L'article souligne que maintenir une position simplement parce qu'un jour elle avait du sens ne constitue pas, en soi, une stratégie. Les entreprises changent, les secteurs perdent leur dynamisme, de nouveaux concurrents apparaissent ou des risques émergent qui n'étaient pas évidents au moment de l'achat. La frontière entre conviction et obstination est rarement claire lorsqu'une décision est mise à l'épreuve. Daniel Kahneman est mentionné pour avoir contribué à expliquer le comportement des investisseurs à travers le concept d'aversion à la perte, selon lequel la douleur causée par une perte est considérablement supérieure à la satisfaction procurée par un gain équivalent.
L'un des schémas les plus fréquents chez les investisseurs moins expérimentés consiste à réaliser les gains trop tôt, tandis que les pertes restent en portefeuille trop longtemps. La résistance à vendre est liée à l'effet des coûts irrécupérables, car le temps, l'argent et l'effort déjà investis influencent des décisions qui devraient dépendre uniquement des perspectives futures. Le marché est indifférent au prix d'achat, aux heures consacrées à l'analyse ou au degré de conviction de l'investisseur.

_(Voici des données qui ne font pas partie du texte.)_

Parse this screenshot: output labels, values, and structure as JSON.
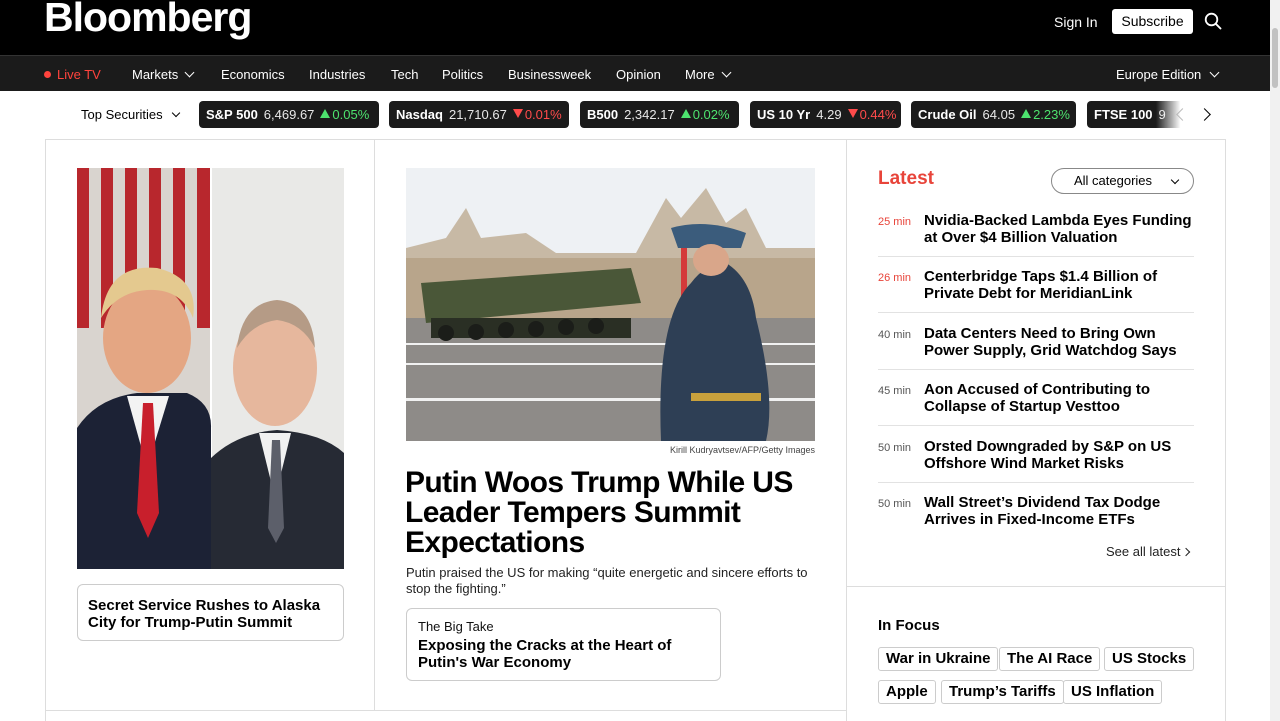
{
  "header": {
    "logo": "Bloomberg",
    "sign_in": "Sign In",
    "subscribe": "Subscribe"
  },
  "nav": {
    "live": "Live TV",
    "items": [
      "Markets",
      "Economics",
      "Industries",
      "Tech",
      "Politics",
      "Businessweek",
      "Opinion",
      "More"
    ],
    "edition": "Europe Edition"
  },
  "tickers": {
    "label": "Top Securities",
    "items": [
      {
        "name": "S&P 500",
        "value": "6,469.67",
        "change": "0.05%",
        "dir": "up"
      },
      {
        "name": "Nasdaq",
        "value": "21,710.67",
        "change": "0.01%",
        "dir": "down"
      },
      {
        "name": "B500",
        "value": "2,342.17",
        "change": "0.02%",
        "dir": "up"
      },
      {
        "name": "US 10 Yr",
        "value": "4.29",
        "change": "0.44%",
        "dir": "down"
      },
      {
        "name": "Crude Oil",
        "value": "64.05",
        "change": "2.23%",
        "dir": "up"
      },
      {
        "name": "FTSE 100",
        "value": "9",
        "change": "",
        "dir": ""
      }
    ]
  },
  "left": {
    "card_title": "Secret Service Rushes to Alaska City for Trump-Putin Summit"
  },
  "main": {
    "credit": "Kirill Kudryavtsev/AFP/Getty Images",
    "headline": "Putin Woos Trump While US Leader Tempers Summit Expectations",
    "summary": "Putin praised the US for making “quite energetic and sincere efforts to stop the fighting.”",
    "bigtake_kicker": "The Big Take",
    "bigtake_title": "Exposing the Cracks at the Heart of Putin's War Economy"
  },
  "latest": {
    "title": "Latest",
    "category": "All categories",
    "stories": [
      {
        "time": "25 min",
        "title": "Nvidia-Backed Lambda Eyes Funding at Over $4 Billion Valuation"
      },
      {
        "time": "26 min",
        "title": "Centerbridge Taps $1.4 Billion of Private Debt for MeridianLink"
      },
      {
        "time": "40 min",
        "title": "Data Centers Need to Bring Own Power Supply, Grid Watchdog Says"
      },
      {
        "time": "45 min",
        "title": "Aon Accused of Contributing to Collapse of Startup Vesttoo"
      },
      {
        "time": "50 min",
        "title": "Orsted Downgraded by S&P on US Offshore Wind Market Risks"
      },
      {
        "time": "50 min",
        "title": "Wall Street’s Dividend Tax Dodge Arrives in Fixed-Income ETFs"
      }
    ],
    "see_all": "See all latest"
  },
  "focus": {
    "title": "In Focus",
    "tags": [
      "War in Ukraine",
      "The AI Race",
      "US Stocks",
      "Apple",
      "Trump’s Tariffs",
      "US Inflation"
    ]
  },
  "colors": {
    "accent": "#e8443a",
    "up": "#4de36e",
    "down": "#ff4b4b",
    "bar": "#000000"
  }
}
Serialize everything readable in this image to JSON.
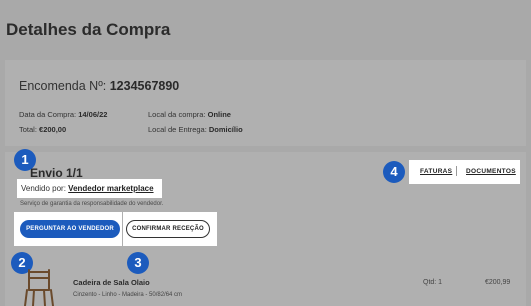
{
  "page": {
    "title": "Detalhes da Compra"
  },
  "order": {
    "number_label": "Encomenda Nº:",
    "number_value": "1234567890",
    "purchase_date_label": "Data da Compra:",
    "purchase_date_value": "14/06/22",
    "total_label": "Total:",
    "total_value": "€200,00",
    "purchase_place_label": "Local da compra:",
    "purchase_place_value": "Online",
    "delivery_place_label": "Local de Entrega:",
    "delivery_place_value": "Domicílio"
  },
  "shipment": {
    "title": "Envio 1/1",
    "sold_by_label": "Vendido por:",
    "sold_by_value": "Vendedor marketplace",
    "warranty": "Serviço de garantia da responsabilidade do vendedor.",
    "ask_seller_button": "PERGUNTAR AO VENDEDOR",
    "confirm_button": "CONFIRMAR RECEÇÃO",
    "invoices_link": "FATURAS",
    "documents_link": "DOCUMENTOS"
  },
  "product": {
    "name": "Cadeira de Sala Olaio",
    "description": "Cinzento - Linho - Madeira - 50/82/64 cm",
    "qty": "Qtd: 1",
    "price": "€200,99"
  },
  "markers": [
    "1",
    "2",
    "3",
    "4"
  ],
  "colors": {
    "accent": "#1c5bbd",
    "overlay": "#a9a9a9",
    "card": "#b0b0b0",
    "highlight": "#ffffff"
  }
}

Annie Duke est citée pour son livre "Quit", dans lequel elle défend que le passé explique pourquoi une décision a été prise, mais ne doit pas déterminer la suivante. Les investisseurs les plus cohérents ne sont pas ceux qui ne se trompent jamais, mais ceux qui reconnaissent rapidement qu'aucune analyse n'est infaillible et qu'aucune thèse d'investissement ne reste valide éternellement. La persistance reste une qualité indispensable pour quiconque investit, mais la difficulté réside dans le fait de savoir quand elle continue d'être justifiée et quand elle ne sert que de prétexte pour repousser une décision inévitable.